An upscale New York restaurant is under fire after enforcing a bizarre new rule banning female diners from eating alone at the bar. Photo / Facebook
It's 2019, and public conversation around gender equality is more alive than ever, but there are some things experienced every day that really haven't changed.
A New York City hotspot amongst celebrities and locals alike has banned women from sitting alone at the bar.
A regular patron at the Italian restaurant, was astounded when she was removed from the bar.
Nello, located in NY's Upper East Side say they have imposed the ban to avoid their establishment being a spot for hookers.
Clementine Crawford, creative executive of branding firm Finch & Partners, wrote an essay about the belittling experience for Drugstore Culture (a digital and print platform focused around culture, politics and the arts) titled "The Night I Was Mistaken for a Call Girl".

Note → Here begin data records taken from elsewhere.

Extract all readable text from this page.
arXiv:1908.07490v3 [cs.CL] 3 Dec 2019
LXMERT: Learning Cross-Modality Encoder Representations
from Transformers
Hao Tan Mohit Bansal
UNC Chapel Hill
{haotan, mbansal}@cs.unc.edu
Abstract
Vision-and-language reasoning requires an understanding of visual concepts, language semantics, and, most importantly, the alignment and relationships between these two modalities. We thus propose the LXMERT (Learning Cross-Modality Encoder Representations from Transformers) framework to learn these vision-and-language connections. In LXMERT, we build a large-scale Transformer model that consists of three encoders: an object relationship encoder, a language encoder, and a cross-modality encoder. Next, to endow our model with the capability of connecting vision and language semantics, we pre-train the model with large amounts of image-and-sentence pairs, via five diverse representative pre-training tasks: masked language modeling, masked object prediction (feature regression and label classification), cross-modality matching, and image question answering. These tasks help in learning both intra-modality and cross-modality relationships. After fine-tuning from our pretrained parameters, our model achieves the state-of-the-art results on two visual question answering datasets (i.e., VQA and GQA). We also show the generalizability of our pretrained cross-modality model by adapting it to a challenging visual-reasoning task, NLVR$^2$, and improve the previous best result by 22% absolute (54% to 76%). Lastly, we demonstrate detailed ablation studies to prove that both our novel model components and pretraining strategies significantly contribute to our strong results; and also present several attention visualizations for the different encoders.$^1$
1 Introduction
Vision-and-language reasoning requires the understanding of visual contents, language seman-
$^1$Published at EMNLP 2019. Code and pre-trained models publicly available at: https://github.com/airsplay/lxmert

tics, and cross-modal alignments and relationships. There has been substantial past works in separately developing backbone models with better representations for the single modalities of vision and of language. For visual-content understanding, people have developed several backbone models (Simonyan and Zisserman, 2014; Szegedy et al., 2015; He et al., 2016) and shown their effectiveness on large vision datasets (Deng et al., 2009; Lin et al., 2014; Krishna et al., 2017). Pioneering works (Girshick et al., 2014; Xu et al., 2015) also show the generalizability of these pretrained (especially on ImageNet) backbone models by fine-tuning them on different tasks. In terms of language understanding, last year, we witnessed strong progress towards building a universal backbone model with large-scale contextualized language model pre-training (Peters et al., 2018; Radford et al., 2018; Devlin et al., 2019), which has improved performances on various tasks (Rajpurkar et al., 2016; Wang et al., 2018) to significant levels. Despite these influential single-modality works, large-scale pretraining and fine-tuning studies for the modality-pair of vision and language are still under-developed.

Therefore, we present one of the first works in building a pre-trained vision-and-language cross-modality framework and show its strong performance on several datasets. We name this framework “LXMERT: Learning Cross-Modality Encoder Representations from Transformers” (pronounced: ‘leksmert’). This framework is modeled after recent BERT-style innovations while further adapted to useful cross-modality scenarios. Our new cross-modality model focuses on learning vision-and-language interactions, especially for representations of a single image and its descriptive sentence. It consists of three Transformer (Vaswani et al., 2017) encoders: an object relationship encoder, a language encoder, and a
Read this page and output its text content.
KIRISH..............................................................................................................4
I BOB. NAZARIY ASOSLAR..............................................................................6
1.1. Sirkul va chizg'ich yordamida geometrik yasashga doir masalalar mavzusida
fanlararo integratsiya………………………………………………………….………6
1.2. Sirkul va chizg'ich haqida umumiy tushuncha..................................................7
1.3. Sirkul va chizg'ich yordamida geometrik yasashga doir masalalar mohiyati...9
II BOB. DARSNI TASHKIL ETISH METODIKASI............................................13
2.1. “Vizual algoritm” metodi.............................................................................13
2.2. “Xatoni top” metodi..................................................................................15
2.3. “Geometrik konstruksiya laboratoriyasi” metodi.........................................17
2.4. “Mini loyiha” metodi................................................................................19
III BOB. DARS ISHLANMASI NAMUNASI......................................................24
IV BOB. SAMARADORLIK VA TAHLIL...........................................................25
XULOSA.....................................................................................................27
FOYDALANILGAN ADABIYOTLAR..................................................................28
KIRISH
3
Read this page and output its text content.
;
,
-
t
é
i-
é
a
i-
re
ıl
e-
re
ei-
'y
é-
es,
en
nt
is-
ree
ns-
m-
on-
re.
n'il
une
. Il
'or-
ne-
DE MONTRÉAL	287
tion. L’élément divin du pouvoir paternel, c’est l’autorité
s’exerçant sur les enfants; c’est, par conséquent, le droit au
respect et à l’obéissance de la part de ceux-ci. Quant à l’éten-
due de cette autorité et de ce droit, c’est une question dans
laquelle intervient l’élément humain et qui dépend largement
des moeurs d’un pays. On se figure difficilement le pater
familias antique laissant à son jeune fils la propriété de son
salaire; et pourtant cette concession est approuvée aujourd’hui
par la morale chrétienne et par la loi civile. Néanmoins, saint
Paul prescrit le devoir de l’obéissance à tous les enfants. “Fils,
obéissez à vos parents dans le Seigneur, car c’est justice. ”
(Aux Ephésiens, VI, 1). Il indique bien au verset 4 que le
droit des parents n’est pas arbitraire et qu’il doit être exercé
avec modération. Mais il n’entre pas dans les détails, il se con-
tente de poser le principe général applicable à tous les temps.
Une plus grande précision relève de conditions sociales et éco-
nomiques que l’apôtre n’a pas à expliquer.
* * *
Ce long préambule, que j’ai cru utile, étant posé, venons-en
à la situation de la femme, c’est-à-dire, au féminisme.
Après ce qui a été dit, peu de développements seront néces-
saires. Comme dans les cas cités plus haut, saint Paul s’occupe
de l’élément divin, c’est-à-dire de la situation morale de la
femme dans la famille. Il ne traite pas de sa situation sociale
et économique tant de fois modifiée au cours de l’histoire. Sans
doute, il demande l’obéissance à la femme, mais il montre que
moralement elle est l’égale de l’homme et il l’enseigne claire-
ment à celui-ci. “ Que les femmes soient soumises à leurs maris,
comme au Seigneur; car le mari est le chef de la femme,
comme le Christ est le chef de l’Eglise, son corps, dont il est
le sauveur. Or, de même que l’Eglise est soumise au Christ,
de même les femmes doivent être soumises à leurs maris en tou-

She regularly dined at Nello, the Madison Avenue restaurant recognised for the drool-worthy $275USD ($409NZD) white truffle pasta dishes commonly shared as a point of status on social media.
In recent years she'd often choose the restaurant when working in Manhattan and not London, where she is based half of the time.
On this occasion, she was "perched at my favourite seat at the bar" when a waiter "advised - with evident embarrassment - that I was no longer permitted to eat at my usual spot and that I must now sit down at a table," she wrote in the recount.
She returned a few days later for it to occur again. Staff said to Crawford: "Nobody was able to eat at the bar".
"Company policy."
She did as she was told, but noticed a man at the bar being graciously served a complete pasta dinner, finished off with a limoncello.
"Why, I wondered, was I suddenly being treated so frostily? After further interrogation, it transpired that the owner had ordered a crackdown on hookers: the free-range escorts who roamed the Upper East Side, hunting prey in his establishment," Crawford said in her essay for the website Drugstore Culture.
She wrote, "But hang on: Did this mean they thought that I was an escort? Or could be mistaken for one? At first, I was incensed. Not because I am judgmental about the world's oldest profession, but because this treatment struck me as outright discrimination. They had classified me, marginalised me, relegated me to the corner by the loos simply because I was an unaccompanied woman."
Then, "I asked to speak with the owner to try and rectify the situation".
Crawford explained she "travelled for work and reminded him that I was a regular at his restaurant β¦ That it was a brave thing to do, to eat out on one's own. And this was their response?".
"He told me that he could run his business as he pleased and that I was no longer welcome to eat at the bar, only at a table."
"Things escalated quickly into an explosive argument. I told him what I thought of him in no uncertain terms and departed into the night with a heavy heart."
Initially, Crawford did not state the restaurant's name, but has since confirmed to The NY Post that it was Nello.
She finished of the essay describing the situation as "sexism that still silently seethes" in the #MeToo era: "It's easy to focus on the front-page carnage. But it's the demoralising experiences of the everyday that really count.
We are still fighting for a seat at the table (or bar)."